Yes, it is possible to migrate to a new tech stack, but it can be resource-intensive, time-consuming, and may come with associated risks. It’s essential to have a well-defined plan, engage experienced developers, and thoroughly test the application at each migration stage to minimize disruptions. Additionally, consider creating backups and rollback plans in case unexpected issues arise during migration. Basically, migrating to a different technology stack means redeveloping an application using other technologies.
Choosing the wrong tech stack for a software project can lead to development delays, higher costs, poor software performance, limited scalability, security vulnerabilities, vendor lock-in, and maintenance challenges. To mitigate these risks, it’s crucial to conduct thorough research, assess project requirements, and carefully consider the pros and cons of different tech stack options before making a decision. Additionally, involving experienced developers and conducting pilot projects or prototypes can help validate the suitability of the chosen tech stack for your project.

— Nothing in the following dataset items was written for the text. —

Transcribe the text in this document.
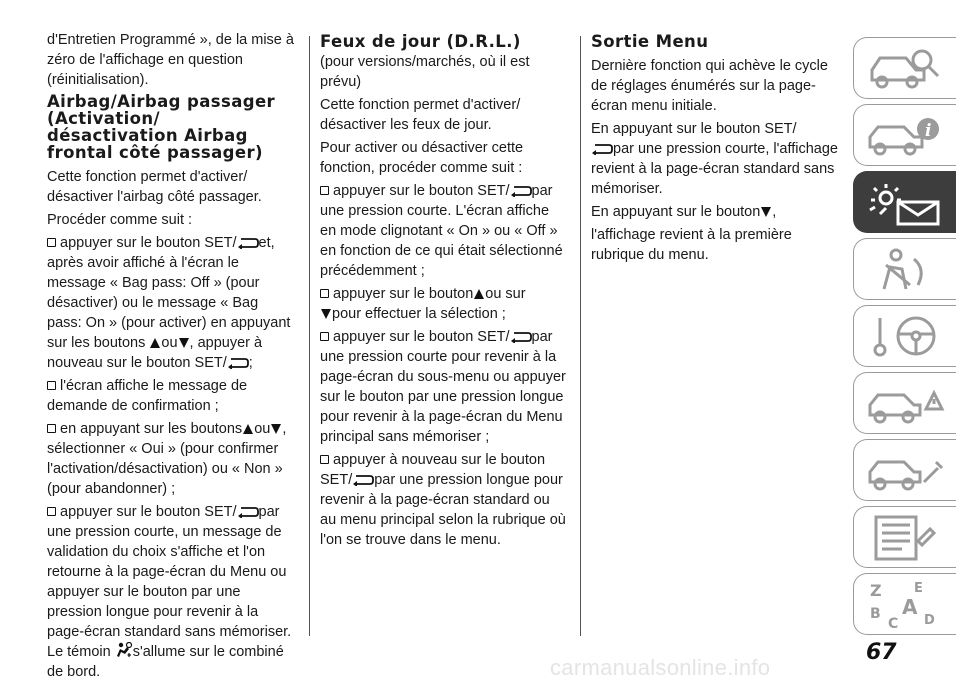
d'Entretien Programmé », de la mise à zéro de l'affichage en question (réinitialisation).

Airbag/Airbag passager (Activation/ désactivation Airbag frontal côté passager)

Cette fonction permet d'activer/ désactiver l'airbag côté passager.

Procéder comme suit :

appuyer sur le bouton SET/ et, après avoir affiché à l'écran le message « Bag pass: Off » (pour désactiver) ou le message « Bag pass: On » (pour activer) en appuyant sur les boutons ou , appuyer à nouveau sur le bouton SET/ ;

l'écran affiche le message de demande de confirmation ;

en appuyant sur les boutons ou , sélectionner « Oui » (pour confirmer l'activation/désactivation) ou « Non » (pour abandonner) ;

appuyer sur le bouton SET/ par une pression courte, un message de validation du choix s'affiche et l'on retourne à la page-écran du Menu ou appuyer sur le bouton par une pression longue pour revenir à la page-écran standard sans mémoriser. Le témoin s'allume sur le combiné de bord.

Feux de jour (D.R.L.)

(pour versions/marchés, où il est prévu)

Cette fonction permet d'activer/ désactiver les feux de jour.

Pour activer ou désactiver cette fonction, procéder comme suit :

appuyer sur le bouton SET/ par une pression courte. L'écran affiche en mode clignotant « On » ou « Off » en fonction de ce qui était sélectionné précédemment ;

appuyer sur le bouton ou sur
pour effectuer la sélection ;

appuyer sur le bouton SET/ par une pression courte pour revenir à la page-écran du sous-menu ou appuyer sur le bouton par une pression longue pour revenir à la page-écran du Menu principal sans mémoriser ;

appuyer à nouveau sur le bouton SET/ par une pression longue pour revenir à la page-écran standard ou au menu principal selon la rubrique où l'on se trouve dans le menu.

Sortie Menu

Dernière fonction qui achève le cycle de réglages énumérés sur la page-écran menu initiale.

En appuyant sur le bouton SET/
par une pression courte, l'affichage revient à la page-écran standard sans mémoriser.

En appuyant sur le bouton ,

l'affichage revient à la première rubrique du menu.

i
Z E
B A
C D
67
carmanualsonline.info
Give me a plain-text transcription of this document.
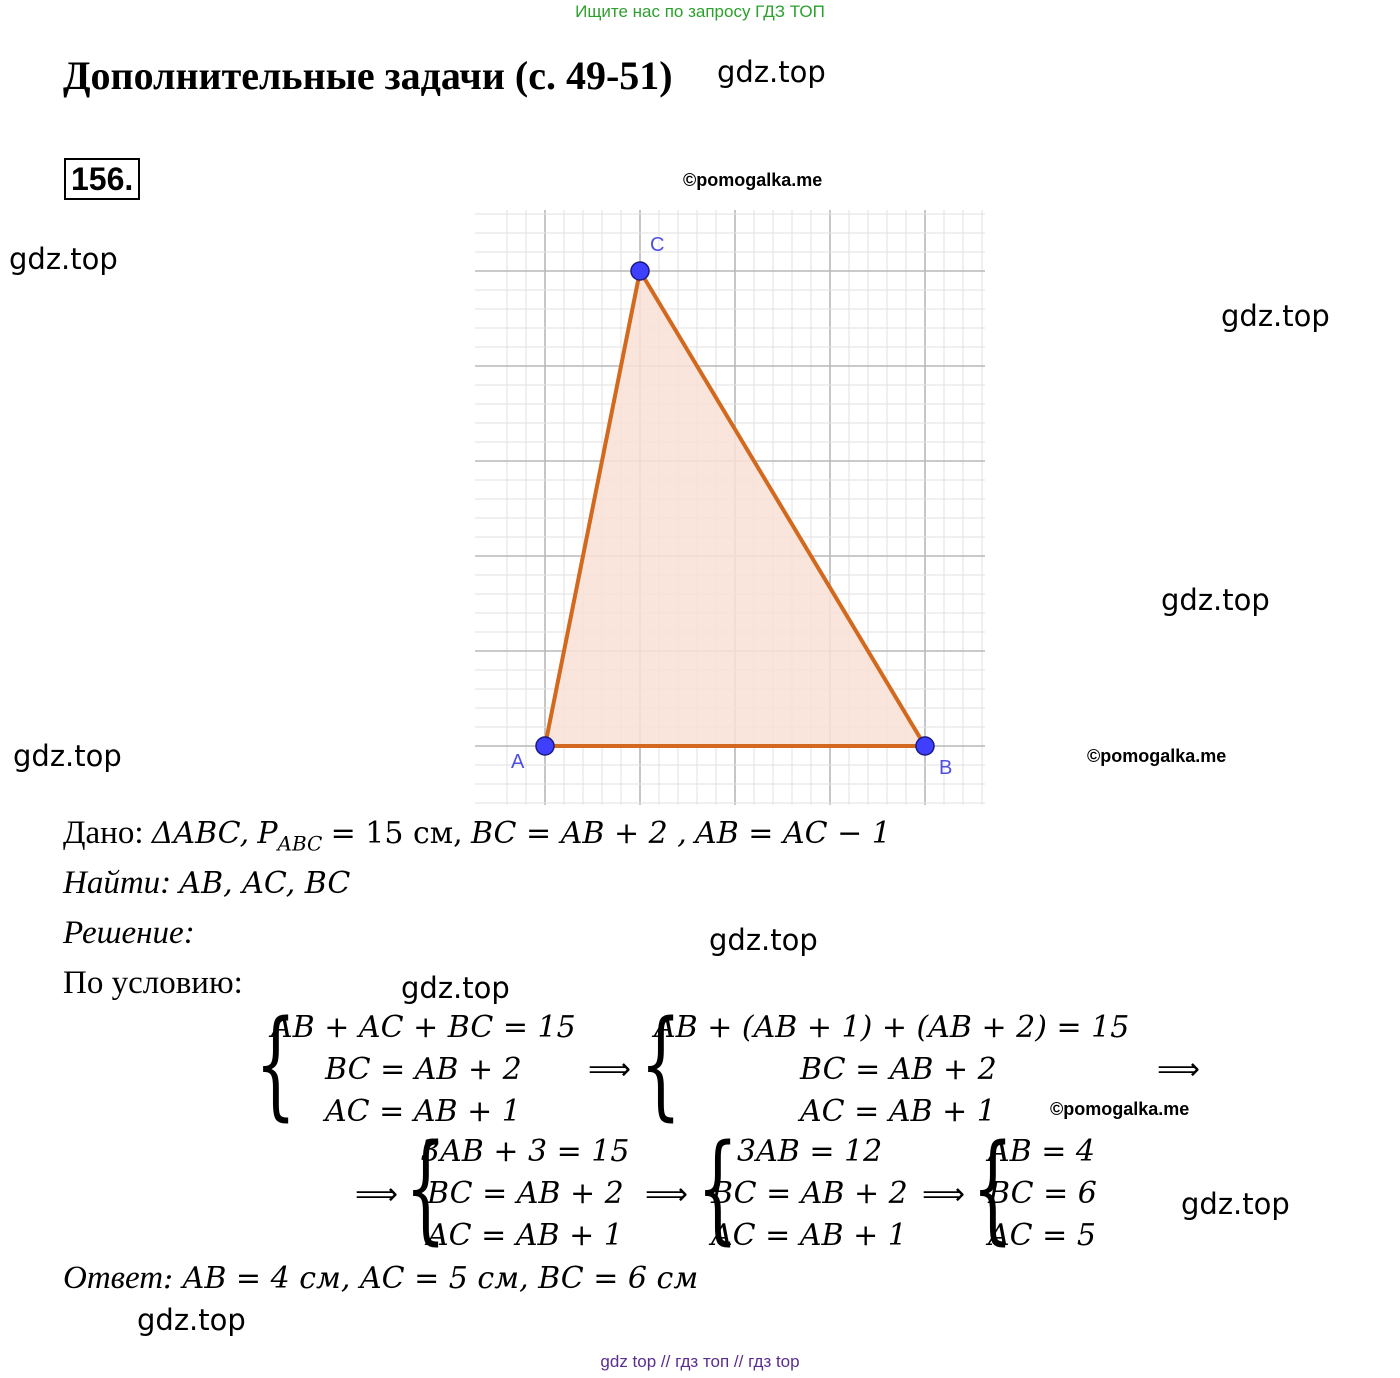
Ищите нас по запросу ГДЗ ТОП
Дополнительные задачи (с. 49-51) gdz.top
156.	©pomogalka.me
gdz.top
gdz.top
gdz.top
gdz.top	©pomogalka.me
A	B
C
Дано: ΔABC, $P_{ABC} = 15$ см, BC = AB + 2 , AB = AC − 1
Найти: AB, AC, BC
Решение:	gdz.top
По условию:	gdz.top
{
AB + AC + BC = 15
BC = AB + 2
AC = AB + 1
⟹ {
AB + (AB + 1) + (AB + 2) = 15
BC = AB + 2
AC = AB + 1
⟹
©pomogalka.me
⟹ {
3AB + 3 = 15
BC = AB + 2
AC = AB + 1
⟹ {
3AB = 12
BC = AB + 2
AC = AB + 1
⟹ {
AB = 4
BC = 6
AC = 5
gdz.top
Ответ: AB = 4 см, AC = 5 см, BC = 6 см
gdz.top
gdz top // гдз топ // гдз top
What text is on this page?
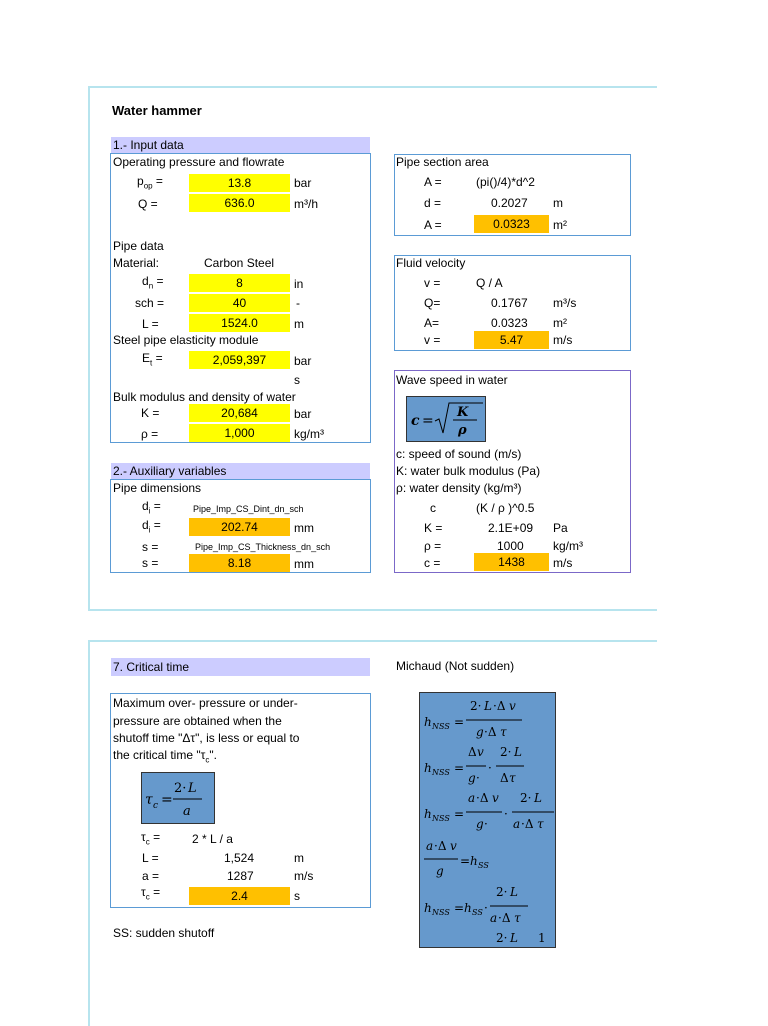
Water hammer
1.- Input data
Operating pressure and flowrate
$p_{op}$ =	13.8	bar
Q =	636.0	m³/h
Pipe data
Material:	Carbon Steel
$d_n$ =	8	in
sch =	40	-
L =	1524.0	m
Steel pipe elasticity module
$E_t$ =	2,059,397	bar
s
Bulk modulus and density of water
K =	20,684	bar
ρ =	1,000	kg/m³
2.- Auxiliary variables
Pipe dimensions
$d_i$ =	Pipe_Imp_CS_Dint_dn_sch
$d_i$ =	202.74	mm
s =	Pipe_Imp_CS_Thickness_dn_sch
s =	8.18	mm
Pipe section area
A =	(pi()/4)*d^2
d =	0.2027 m
A =	0.0323	m²
Fluid velocity
v =	Q / A
Q=	0.1767 m³/s
A=	0.0323 m²
v =	5.47	m/s
Wave speed in water
c =
K
ρ
c: speed of sound (m/s)
K: water bulk modulus (Pa)
ρ: water density (kg/m³)
c	(K / ρ )^0.5
K =	2.1E+09 Pa
ρ =	1000 kg/m³
c =	1438	m/s
7. Critical time	Michaud (Not sudden)
Maximum over- pressure or under-
pressure are obtained when the
shutoff time "Δτ", is less or equal to
the critical time "$\tau_c$".
τ c =
2· L
a
$\tau_c$ =	2 * L / a
L =	1,524	m
a =	1287	m/s
$\tau_c$ =	2.4	s
SS: sudden shutoff
h NSS =
2· L ·Δ v
g ·Δ τ
h NSS =
Δ v
g ·
·
2· L
Δ τ
h NSS =
a ·Δ v
g ·
·
2· L
a ·Δ τ
a ·Δ v
g
= h SS
h NSS = h SS ·
2· L
a ·Δ τ
2· L 1
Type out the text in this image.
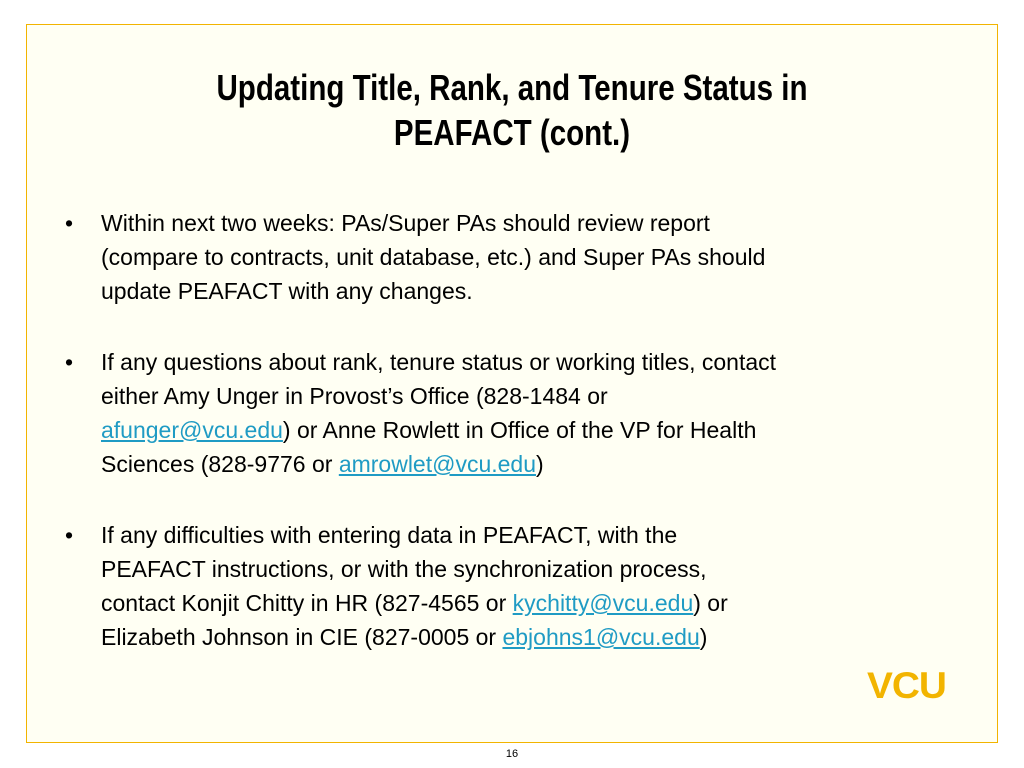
Updating Title, Rank, and Tenure Status in
PEAFACT (cont.)
• Within next two weeks: PAs/Super PAs should review report
(compare to contracts, unit database, etc.) and Super PAs should
update PEAFACT with any changes.
• If any questions about rank, tenure status or working titles, contact
either Amy Unger in Provost’s Office (828-1484 or
afunger@vcu.edu) or Anne Rowlett in Office of the VP for Health
Sciences (828-9776 or amrowlet@vcu.edu)
• If any difficulties with entering data in PEAFACT, with the
PEAFACT instructions, or with the synchronization process,
contact Konjit Chitty in HR (827-4565 or kychitty@vcu.edu) or
Elizabeth Johnson in CIE (827-0005 or ebjohns1@vcu.edu)
VCU
16
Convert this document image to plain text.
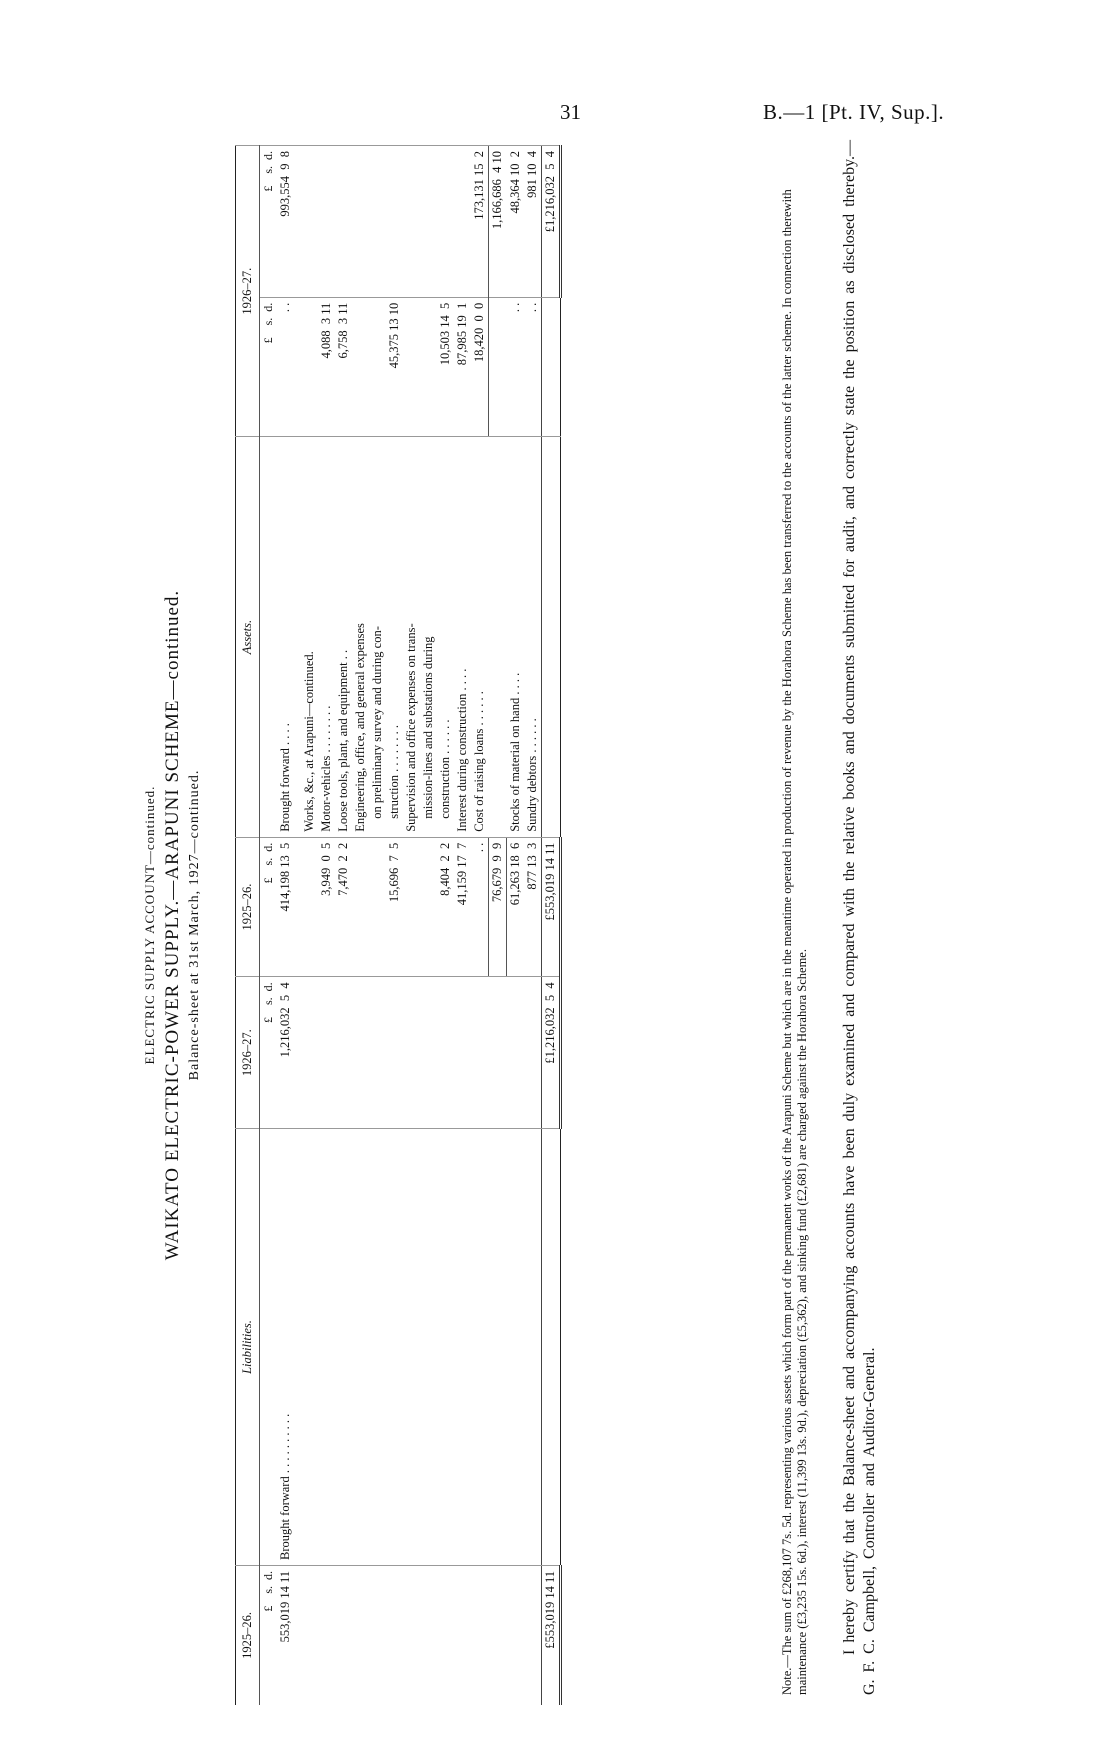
31	B.—1 [Pt. IV, Sup.].
ELECTRIC SUPPLY ACCOUNT—continued. WAIKATO ELECTRIC-POWER SUPPLY.—ARAPUNI SCHEME—continued. Balance-sheet at 31st March, 1927—continued.
1925–26.	Liabilities.	1926–27.	1925–26.	Assets.	1926–27.	
£    s.  d.		£    s.  d.	£    s.  d.		£    s.  d.	£    s.  d.
553,019 14 11	Brought forward . . . . . . . . . .	1,216,032  5  4	414,198 13  5	Brought forward . . . .	. .	993,554  9  8
				Works, &c., at Arapuni—continued.		
			3,949  0  5	Motor-vehicles . . . . . . . .	4,088  3 11	
			7,470  2  2	Loose tools, plant, and equipment . .	6,758  3 11	
				Engineering, office, and general expenses		
				on preliminary survey and during con-		
			15,696  7  5	struction . . . . . . . .	45,375 13 10	
				Supervision and office expenses on trans-		
				mission-lines and substations during		
			8,404  2  2	construction . . . . . .	10,503 14  5	
			41,159 17  7	Interest during construction . . . .	87,985 19  1	
			. .	Cost of raising loans . . . . . .	18,420  0  0	173,131 15  2
			76,679  9  9			1,166,686  4 10
			61,263 18  6	Stocks of material on hand . . . .	. .	48,364 10  2
			877 13  3	Sundry debtors . . . . . .	. .	981 10  4
£553,019 14 11		£1,216,032  5  4	£553,019 14 11			£1,216,032  5  4	Note.—The sum of £268,107 7s. 5d. representing various assets which form part of the permanent works of the Arapuni Scheme but which are in the meantime operated in production of revenue by the Horahora Scheme has been transferred to the accounts of the latter scheme. In connection therewith maintenance (£3,235 15s. 6d.), interest (11,399 13s. 9d.), depreciation (£5,362), and sinking fund (£2,681) are charged against the Horahora Scheme. I hereby certify that the Balance-sheet and accompanying accounts have been duly examined and compared with the relative books and documents submitted for audit, and correctly state the position as disclosed thereby.—G. F. C. Campbell, Controller and Auditor-General.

To keep your software adaptable, scalable, and up-to-date in the ever-changing technology and business needs, opt for a tech stack that can easily adjust and grow as your requirements change. Look into open-source options and cross-platform frameworks. This will help you avoid getting stuck with one specific vendor and allow your software to handle more users and data when needed. Consider adopting an API-first approach to simplify connecting your software with external services and technologies as required. Keep up with industry trends and emerging solutions. You can follow relevant news sources and participate in developer communities. Regularly update your project’s technology stack with the latest releases, security fixes, and bug patches. If it’s time to move to a new stack, create a detailed plan for the migration. Before making major changes, consider running pilot projects or prototypes to confirm your chosen technology or approach.